The first book I loved (that wasn’t written by JK Rowling) was Bret Easton Ellis’s Less Than Zero. I was an edgy sixteen year-old; had it been the fifties I would’ve carried Jean Paul Sartre’s Nausea around in my bag, in the sixties Kerouac’s On The Road, but I was born too late to be one of those pretentious teenagers and to an era where my reading was based on the music I liked – in the case of Less Than Zero, Bloc Party’s A Weekend in the City.
My life was nowhere near as exciting as the lives of Clay, Julian and Blair, based as it was on the cusp of Hampshire and Surrey rather than Los Angeles. They were rich doing cocaine in mansions and I was poor drinking cider in alleyways. I definitely glamourised their version of emptiness, which was ridiculous being from where I was from, but that’s one of the brilliant things about being a teenager – the simultaneous deathly self-consciousness and complete lack of self-awareness. I watched the film adaptation, which plays like a John Hughes movie written by Lars Von Trier, and proceeded to read everything I could get my hands on by Ellis over the next few months, culminating in the use of a plane’s sick bag while reading American Psycho over California. If tomorrow he announced a new novel, I would be the first to pre-order it. I know he is not for everyone, but he was the first writer to grab my attention to the point that nothing existed outside of those borders.
However. Giving his podcast a go a few years ago, I heard his piece about a silly column written about Sky Ferreira, where the writer had gone on and on about her breasts with really childish language. It wound some people up, and they reacted to it, leading the LA Weekly to apologise for the piece. You can read Ellis’s whole reaction to the column here.
For me, phrases like ‘snowflakes’ and ‘SJWs’ are a distraction. They’re like mosquitoes swirling around your face; it’s that level of annoyance. It’s not a real insult, because surely ‘snowflake’ refers to snowflakes being completely unique. Doesn’t everyone think they’re unique? And if they don’t, isn’t that the most life-drainingly sad thing ever? But that’s not the point here. The point is when your idols aren’t what you thought they were.
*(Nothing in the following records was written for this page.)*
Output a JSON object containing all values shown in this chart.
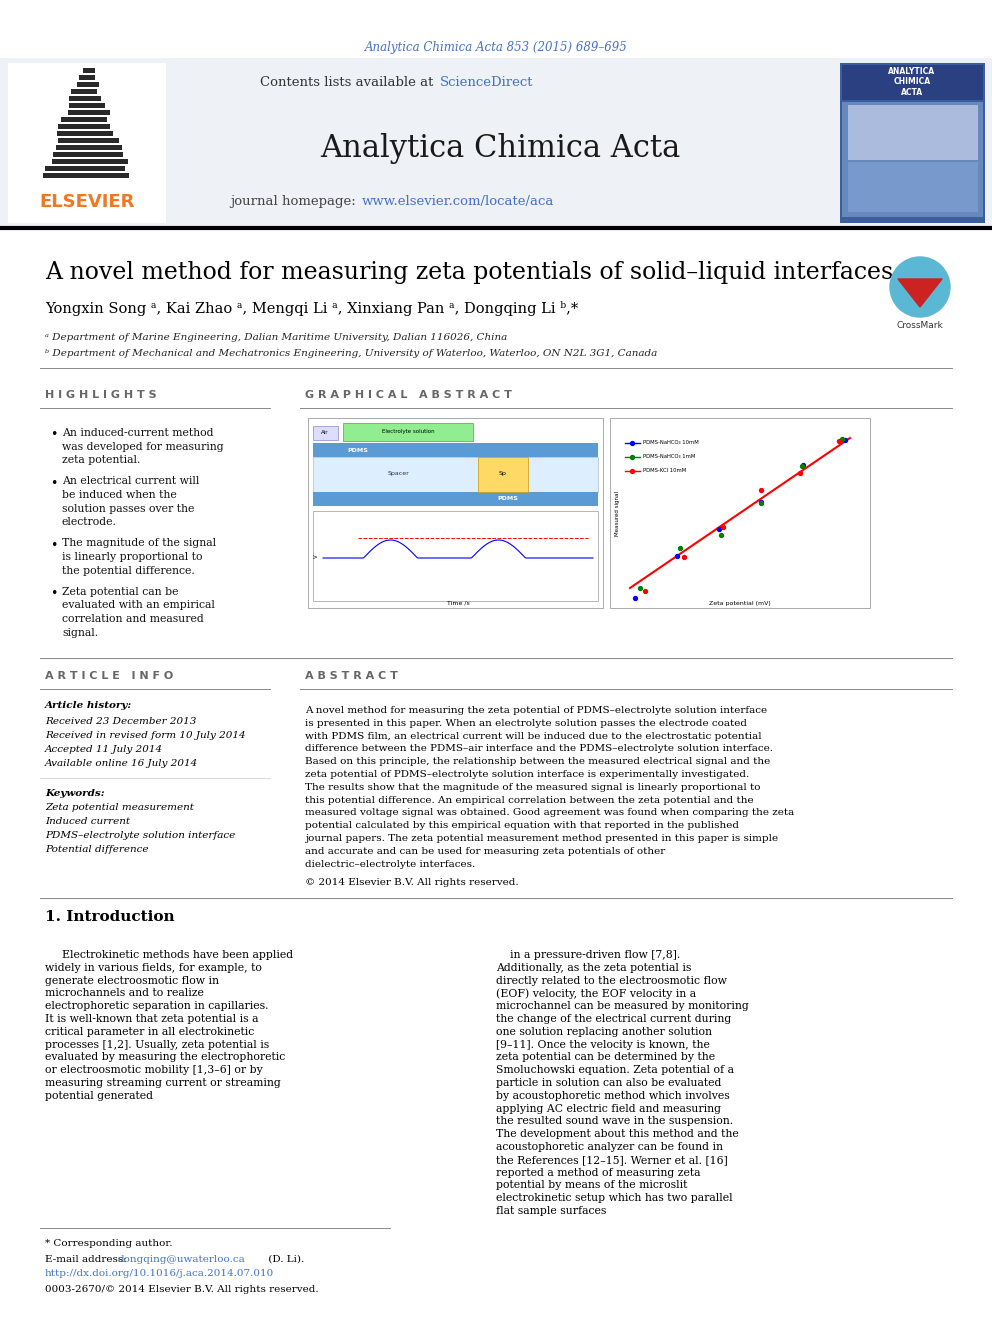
{
  "journal_ref": "Analytica Chimica Acta 853 (2015) 689–695",
  "journal_name": "Analytica Chimica Acta",
  "contents_text": "Contents lists available at ",
  "sciencedirect": "ScienceDirect",
  "homepage_text": "journal homepage: ",
  "homepage_url": "www.elsevier.com/locate/aca",
  "title": "A novel method for measuring zeta potentials of solid–liquid interfaces",
  "authors_line": "Yongxin Song ᵃ, Kai Zhao ᵃ, Mengqi Li ᵃ, Xinxiang Pan ᵃ, Dongqing Li ᵇ,*",
  "affil_a": "ᵃ Department of Marine Engineering, Dalian Maritime University, Dalian 116026, China",
  "affil_b": "ᵇ Department of Mechanical and Mechatronics Engineering, University of Waterloo, Waterloo, ON N2L 3G1, Canada",
  "highlights_title": "H I G H L I G H T S",
  "highlights": [
    "An induced-current method was developed for measuring zeta potential.",
    "An electrical current will be induced when the solution passes over the electrode.",
    "The magnitude of the signal is linearly proportional to the potential difference.",
    "Zeta potential can be evaluated with an empirical correlation and measured signal."
  ],
  "graphical_abstract_title": "G R A P H I C A L   A B S T R A C T",
  "article_info_title": "A R T I C L E   I N F O",
  "article_history": "Article history:",
  "received": "Received 23 December 2013",
  "revised": "Received in revised form 10 July 2014",
  "accepted": "Accepted 11 July 2014",
  "online": "Available online 16 July 2014",
  "keywords_title": "Keywords:",
  "keywords": [
    "Zeta potential measurement",
    "Induced current",
    "PDMS–electrolyte solution interface",
    "Potential difference"
  ],
  "abstract_title": "A B S T R A C T",
  "abstract_text": "A novel method for measuring the zeta potential of PDMS–electrolyte solution interface is presented in this paper. When an electrolyte solution passes the electrode coated with PDMS film, an electrical current will be induced due to the electrostatic potential difference between the PDMS–air interface and the PDMS–electrolyte solution interface. Based on this principle, the relationship between the measured electrical signal and the zeta potential of PDMS–electrolyte solution interface is experimentally investigated. The results show that the magnitude of the measured signal is linearly proportional to this potential difference. An empirical correlation between the zeta potential and the measured voltage signal was obtained. Good agreement was found when comparing the zeta potential calculated by this empirical equation with that reported in the published journal papers. The zeta potential measurement method presented in this paper is simple and accurate and can be used for measuring zeta potentials of other dielectric–electrolyte interfaces.",
  "copyright": "© 2014 Elsevier B.V. All rights reserved.",
  "section1_title": "1. Introduction",
  "intro_text1": "Electrokinetic methods have been applied widely in various fields, for example, to generate electroosmotic flow in microchannels and to realize electrophoretic separation in capillaries. It is well-known that zeta potential is a critical parameter in all electrokinetic processes [1,2]. Usually, zeta potential is evaluated by measuring the electrophoretic or electroosmotic mobility [1,3–6] or by measuring streaming current or streaming potential generated",
  "intro_text2": "in a pressure-driven flow [7,8]. Additionally, as the zeta potential is directly related to the electroosmotic flow (EOF) velocity, the EOF velocity in a microchannel can be measured by monitoring the change of the electrical current during one solution replacing another solution [9–11]. Once the velocity is known, the zeta potential can be determined by the Smoluchowski equation. Zeta potential of a particle in solution can also be evaluated by acoustophoretic method which involves applying AC electric field and measuring the resulted sound wave in the suspension. The development about this method and the acoustophoretic analyzer can be found in the References [12–15]. Werner et al. [16] reported a method of measuring zeta potential by means of the microslit electrokinetic setup which has two parallel flat sample surfaces",
  "footnote_star": "* Corresponding author.",
  "footnote_email_prefix": "E-mail address: ",
  "footnote_email_addr": "dongqing@uwaterloo.ca",
  "footnote_email_suffix": " (D. Li).",
  "footnote_doi": "http://dx.doi.org/10.1016/j.aca.2014.07.010",
  "footnote_issn": "0003-2670/© 2014 Elsevier B.V. All rights reserved.",
  "header_bg": "#eef1f6",
  "blue_link": "#4472c4",
  "elsevier_orange": "#f07820",
  "dark_gray": "#333333"
}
It leads back to a conversation I am constantly having, which is how do you – should you, even – separate art from the artist? And what are the limits to that?
The other artist I idolised in my teens was Morrissey. I remember the first time I heard The Smiths – I was 14 on a train out of Brighton with my dad, going to stay with my girlfriend for the night. My dad had lent me his iPod and I was flicking through to find something to listen to – The Anti-Nowhere League, Depeche Mode, The White Stripes – before hitting The Smiths. ‘Bigmouth Strikes Again’; the title grabbed me and I was thrust into the knowledge of how Joan of Arc felt. That whole trip, any moment I was alone, I plugged into The Smiths.
I know this is not an original experience. I know that I had this experience about twenty years later than most. But listening to Morrissey was like having a pen-pal, or one of those close friends you could spend evening after evening on the phone with. When I turned 18 I got a ‘Hand in Glove’ tattoo and never looked back. Refused to look back, even after several suspect comments in an interview with Simon Armitage.
And then on the back of his first solo album in three years, Low in High School, he started spouting worrying comments all over. First there were his comments about the UKIP election, which confused most people and worried others. You don’t really want to align yourself with that at a BBC 6Music concert. Then a response to the Kevin Spacey allegations in Der Spiegel left everyone at best speechless, at worst disgusted. Der Spiegel claims Morrissey said that ‘people know exactly what’s going on and they play along,’ implying the victims knew what they were getting into.
I really enjoyed his latest album. Some of the lyrics were a bit heavy-handed, but there were more highs than lows in my opinion. But the day after I read the interview in Der Spiegel, I didn’t feel too great about people seeing my tattoo. He has staunchly denied making the comments, and went on to say at a concert in Chicago that ‘unless you see the words form in my mouth and then you see the words or hear the words come out of my mouth – please, if you don’t see that, I didn’t say it.’
But he hasn’t denied being pro-Brexit, or a fan of Nigel Farage. How do you square that with beautiful insightful vegetarian Morrissey of the 1980s, who said it was okay to be whatever you were?
And like the man himself responding to the question ‘does the body rule the mind, or does the mind rule the body?’, my conclusion is, I don’t know. Is it just the age we live in, of instant feedback and an inability to backtrack once something is said? I don’t know. You’re probably not meant to have idols in your late twenties, or if you do they should be long dead so they can’t disappoint you. From now on my heroes are St. Jude and John Steinbeck.